Languages | Team | Final scores | |||
---|---|---|---|---|---|
Score-1 | Score-2 | Avg. score | BLEU | ||
Tamil | CDAC-M | 51.80 | 48.00 | 49.90 | 6.15 |
Hans | 42.80 | 43.50 | 43.15 | 1.93 | |
NIT-M | 32.37 | 31.64 | 32.01 | 1.31 | |
Malayalam | CDAC-M | 35.85 | 31.94 | 33.90 | 2.60 |
Hindi | CDAC-M | 74.53 | 68.64 | 71.59 | 20.64 |
IIT-B | 57.81 | 51.87 | 54.84 | 21.01 | |
JU | 35.28 | 31.50 | 33.39 | 3.57 | |
NIT-M | 68.27 | 65.14 | 66.71 | 23.25 | |
Punjabi | CDAC-M | 60.67 | 58.34 | 59.51 | 8.68 |
IIT-B | 53.58 | 52.40 | 52.99 | 11.38 | |
NIT-M | 71.18 | 65.05 | 68.12 | 9.24 |
The final results show that the CDAC-Mumbai team tops for three languages. They used the hybrid approach where linguistic knowledge is incorporated into the SMT system.
6 Conclusions
The shared task on MTIL-2017 opened up many avenues of research in the automatic translation of Indian languages. Though there were good response and enthusiasm in participating in the workshop, the number of system submissions was not in laudable terms. Only four language pairs traveled with us to the end. Initially, we attempted to collect the domain-specific multilingual parallel corpora for considering the Indian language to Indian language translation systems also. But we failed to collect it, so we narrow down to English to Indian languages and general domain too.

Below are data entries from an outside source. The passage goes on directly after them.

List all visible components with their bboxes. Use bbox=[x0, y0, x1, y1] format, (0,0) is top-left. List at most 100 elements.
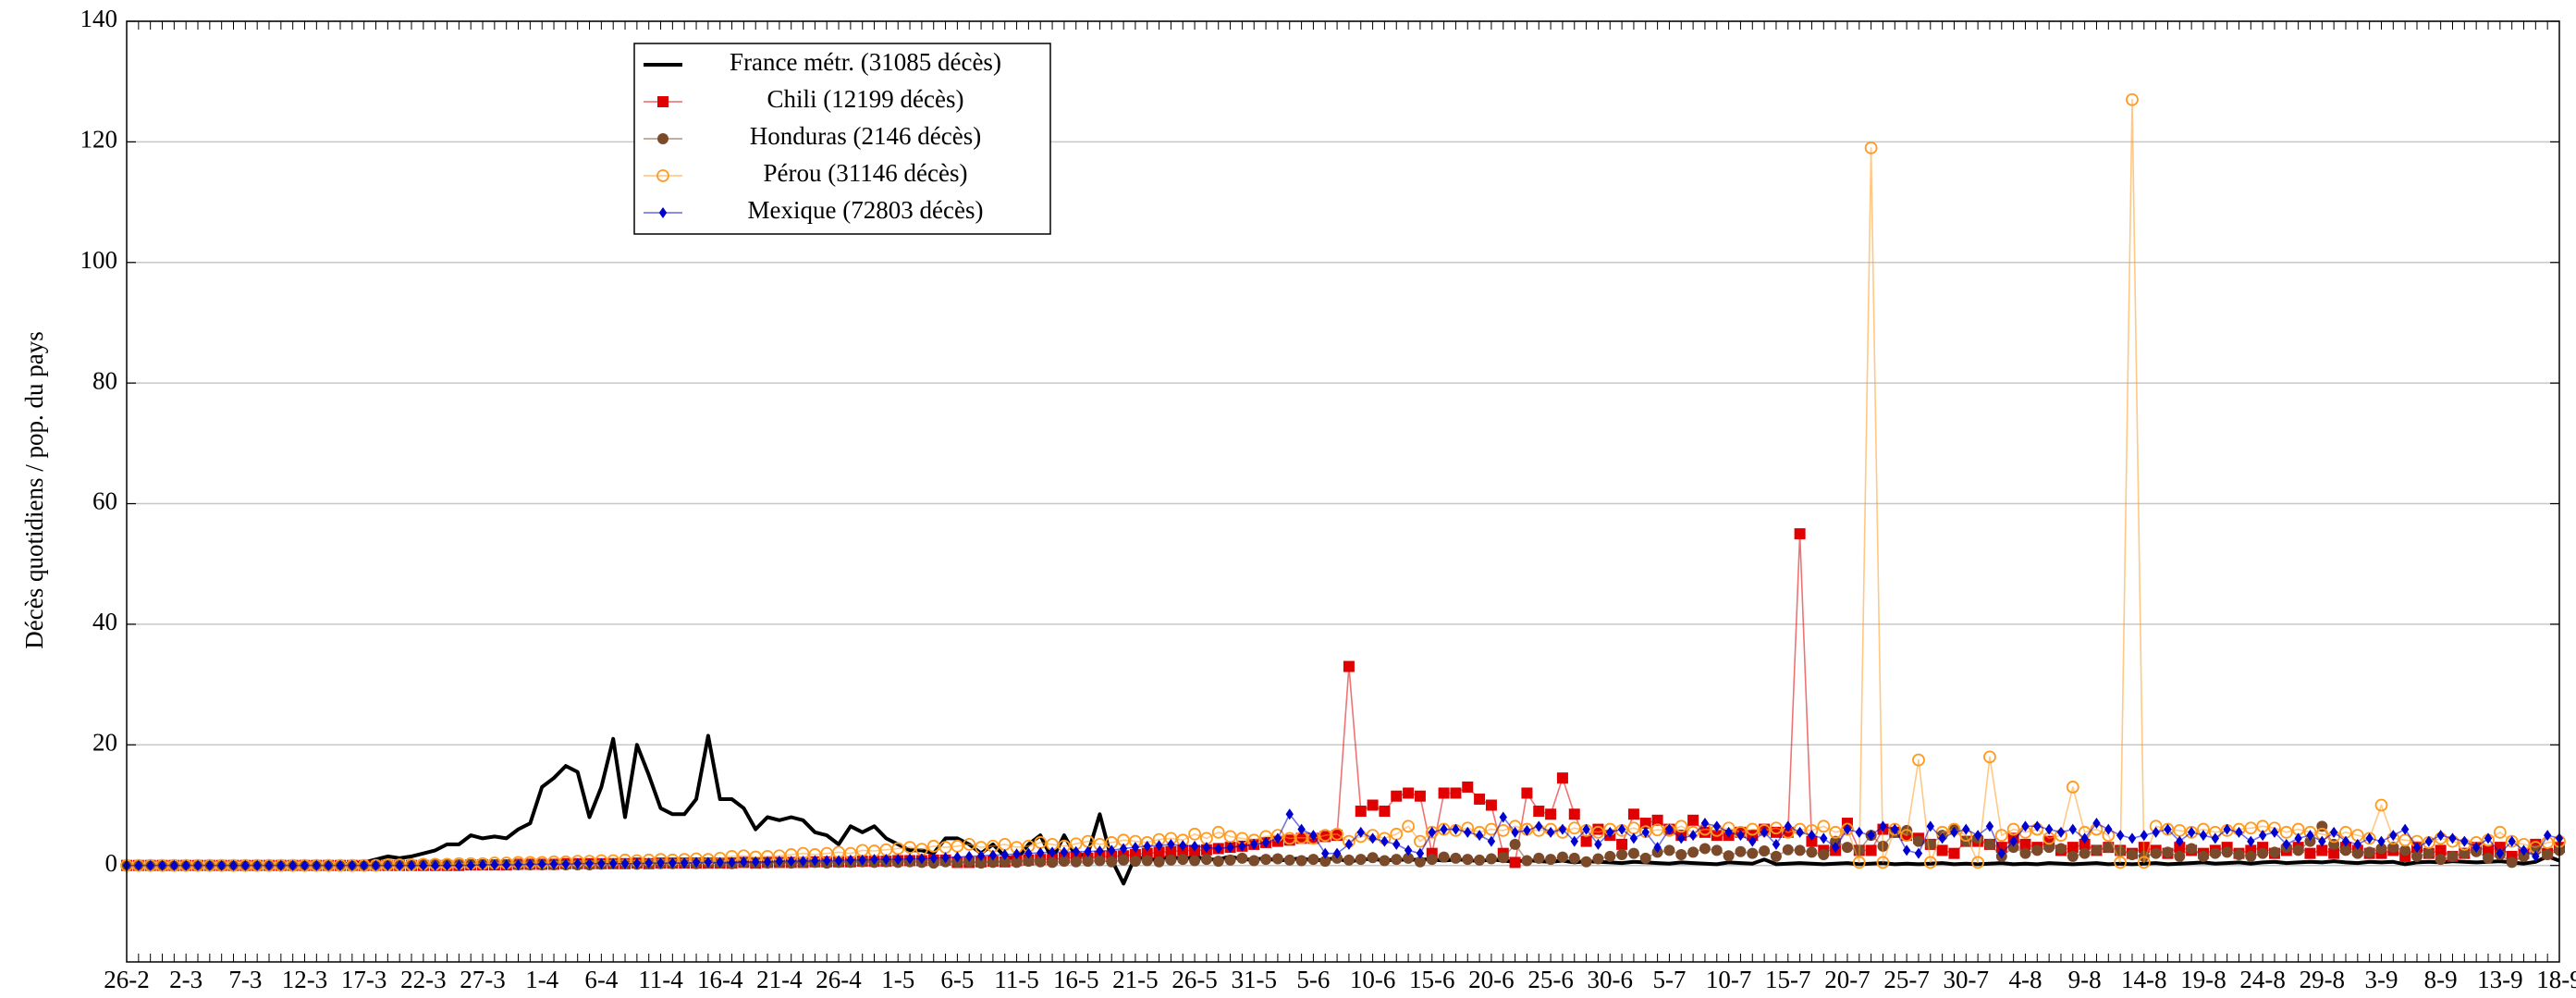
y-tick-label: 60 bbox=[92, 487, 117, 515]
marker bbox=[1879, 820, 1887, 832]
marker bbox=[2520, 844, 2528, 856]
marker bbox=[1985, 820, 1994, 832]
marker bbox=[2387, 842, 2399, 854]
x-tick-label: 26-4 bbox=[816, 966, 862, 993]
marker bbox=[264, 859, 274, 871]
marker bbox=[2460, 835, 2469, 847]
marker bbox=[1700, 818, 1710, 830]
marker bbox=[241, 859, 250, 871]
marker bbox=[1735, 845, 1747, 857]
marker bbox=[1521, 855, 1533, 867]
marker bbox=[1533, 806, 1545, 818]
marker bbox=[2044, 823, 2054, 835]
x-tick-label: 26-5 bbox=[1171, 966, 1218, 993]
x-tick-label: 20-6 bbox=[1468, 966, 1515, 993]
marker bbox=[1391, 790, 1403, 802]
marker bbox=[1155, 840, 1163, 852]
marker bbox=[657, 133, 669, 144]
marker bbox=[1688, 830, 1698, 842]
marker bbox=[1153, 856, 1165, 868]
y-tick-label: 40 bbox=[92, 608, 117, 635]
marker bbox=[561, 858, 570, 870]
x-tick-label: 15-7 bbox=[1765, 966, 1811, 993]
marker bbox=[1665, 823, 1674, 835]
marker bbox=[1962, 823, 1970, 835]
marker bbox=[1487, 835, 1496, 847]
marker bbox=[2353, 838, 2362, 850]
marker bbox=[2294, 832, 2302, 844]
marker bbox=[1485, 799, 1497, 811]
marker bbox=[1820, 832, 1828, 844]
marker bbox=[2233, 848, 2245, 860]
marker bbox=[2389, 830, 2398, 842]
marker bbox=[419, 859, 428, 871]
marker bbox=[2304, 835, 2316, 847]
marker bbox=[1485, 853, 1497, 865]
marker bbox=[2448, 832, 2457, 844]
marker bbox=[1843, 823, 1852, 835]
marker bbox=[1687, 846, 1699, 858]
marker bbox=[1440, 823, 1448, 835]
marker bbox=[348, 859, 357, 871]
series-line bbox=[127, 733, 2560, 886]
marker bbox=[1380, 835, 1389, 847]
marker bbox=[1759, 845, 1771, 857]
marker bbox=[1048, 846, 1057, 858]
marker bbox=[1428, 826, 1436, 838]
legend-label: Pérou (31146 décès) bbox=[764, 159, 968, 187]
marker bbox=[1355, 854, 1367, 866]
marker bbox=[2365, 832, 2374, 844]
marker bbox=[2375, 843, 2387, 855]
marker bbox=[2152, 826, 2160, 838]
marker bbox=[2186, 843, 2198, 855]
legend-label: Mexique (72803 décès) bbox=[748, 196, 984, 224]
marker bbox=[597, 857, 606, 869]
marker bbox=[2484, 832, 2493, 844]
marker bbox=[1723, 850, 1735, 862]
marker bbox=[2424, 835, 2434, 847]
x-tick-label: 31-5 bbox=[1231, 966, 1277, 993]
x-tick-label: 14-8 bbox=[2121, 966, 2167, 993]
marker bbox=[1379, 855, 1391, 867]
marker bbox=[2339, 844, 2351, 856]
marker bbox=[2506, 856, 2518, 869]
marker bbox=[2021, 820, 2030, 832]
marker bbox=[1627, 847, 1639, 859]
marker bbox=[1817, 819, 1831, 833]
marker bbox=[1582, 823, 1590, 835]
marker bbox=[526, 858, 534, 870]
marker bbox=[1309, 830, 1318, 842]
marker bbox=[752, 856, 760, 868]
marker bbox=[252, 859, 262, 871]
marker bbox=[1474, 793, 1486, 805]
marker bbox=[1200, 854, 1212, 866]
marker bbox=[1806, 835, 1818, 847]
marker bbox=[2174, 850, 2186, 862]
marker bbox=[2080, 832, 2089, 844]
marker bbox=[1499, 811, 1507, 823]
x-tick-label: 15-6 bbox=[1409, 966, 1455, 993]
marker bbox=[1639, 852, 1651, 864]
marker bbox=[1403, 852, 1415, 864]
marker bbox=[1295, 855, 1307, 867]
marker bbox=[1902, 844, 1911, 856]
y-tick-label: 100 bbox=[80, 246, 118, 274]
marker bbox=[1509, 838, 1521, 850]
marker bbox=[1950, 826, 1958, 838]
x-tick-label: 3-9 bbox=[2364, 966, 2398, 993]
marker bbox=[1591, 825, 1605, 839]
marker bbox=[2532, 850, 2540, 862]
marker bbox=[882, 854, 890, 866]
marker bbox=[537, 858, 546, 870]
x-tick-label: 16-5 bbox=[1053, 966, 1099, 993]
marker bbox=[1283, 854, 1295, 866]
marker bbox=[1190, 840, 1199, 852]
marker bbox=[1414, 856, 1426, 868]
marker bbox=[799, 856, 807, 868]
marker bbox=[1131, 842, 1140, 854]
x-tick-label: 19-8 bbox=[2180, 966, 2226, 993]
marker bbox=[1202, 842, 1211, 854]
marker bbox=[2508, 835, 2516, 847]
marker bbox=[1273, 832, 1282, 844]
marker bbox=[1594, 838, 1602, 850]
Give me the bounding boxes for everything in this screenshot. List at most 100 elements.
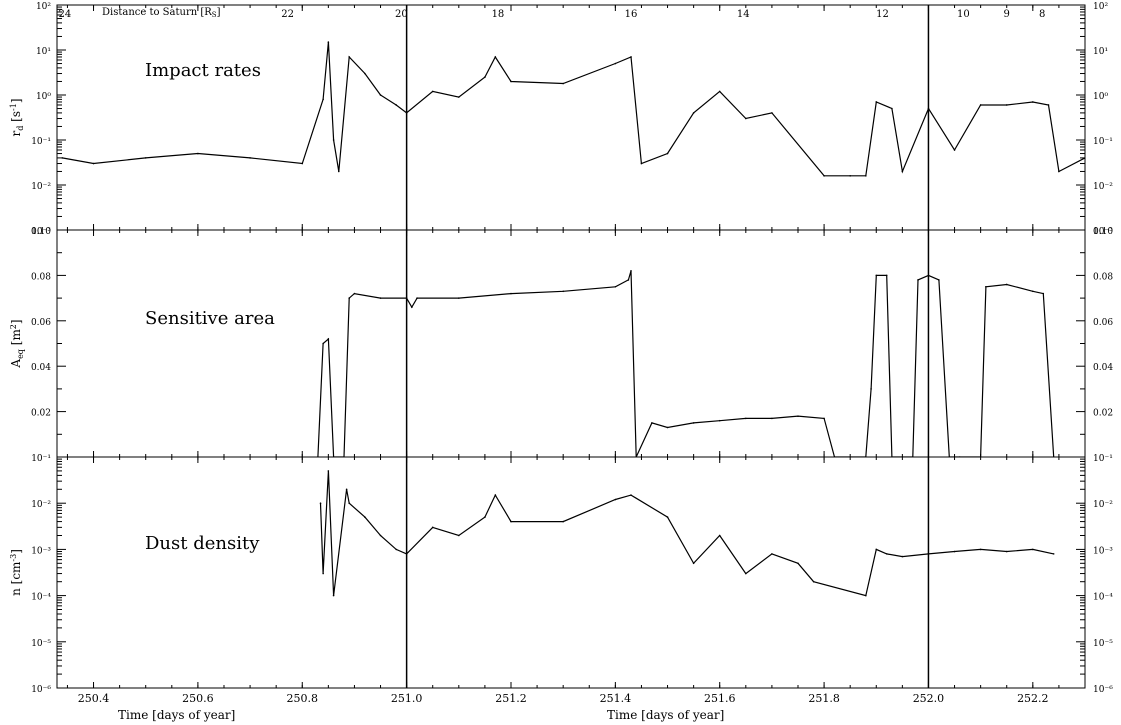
data-point — [948, 456, 951, 457]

The participants’ performance and scores are not credible though not discouraging. The main inference from the participants’ results is that along the machine learned feature the linguistic features are also necessary to achieve the reasonable performance in Indian languages. The highlight of the program is that it is the first of its kind in many ways. For the first time, manual evaluation is done on the results of the MT shared task. It helped us to understand the present state of the art of MTIL. Though the participation is small, its range is wider as you can see from the participants of the shared task. As a future scope, the shared task can be extended to translate English into other Indian languages and Indian languages into Indian languages.
Acknowledgments
We would like to thank the LDC-IL, Central Institute for Indian Languages, Mysore, for sponsoring us to conduct the MTIL-2017 workshop. Special thanks to TDIL, Government of India for allowing us to use the corpora for the MTIL shared task. We would like to extend our gratitude to Prof. Ramanan, RelAgent Pvt Ltd, who initiated us to conduct the event and also actively supported us throughout the track. We would like to thank Dr. V. Dhanalakshmi from Tamil Virtual academy, our research scholars and students at CEN for helping us in collecting and cleaning the corpora.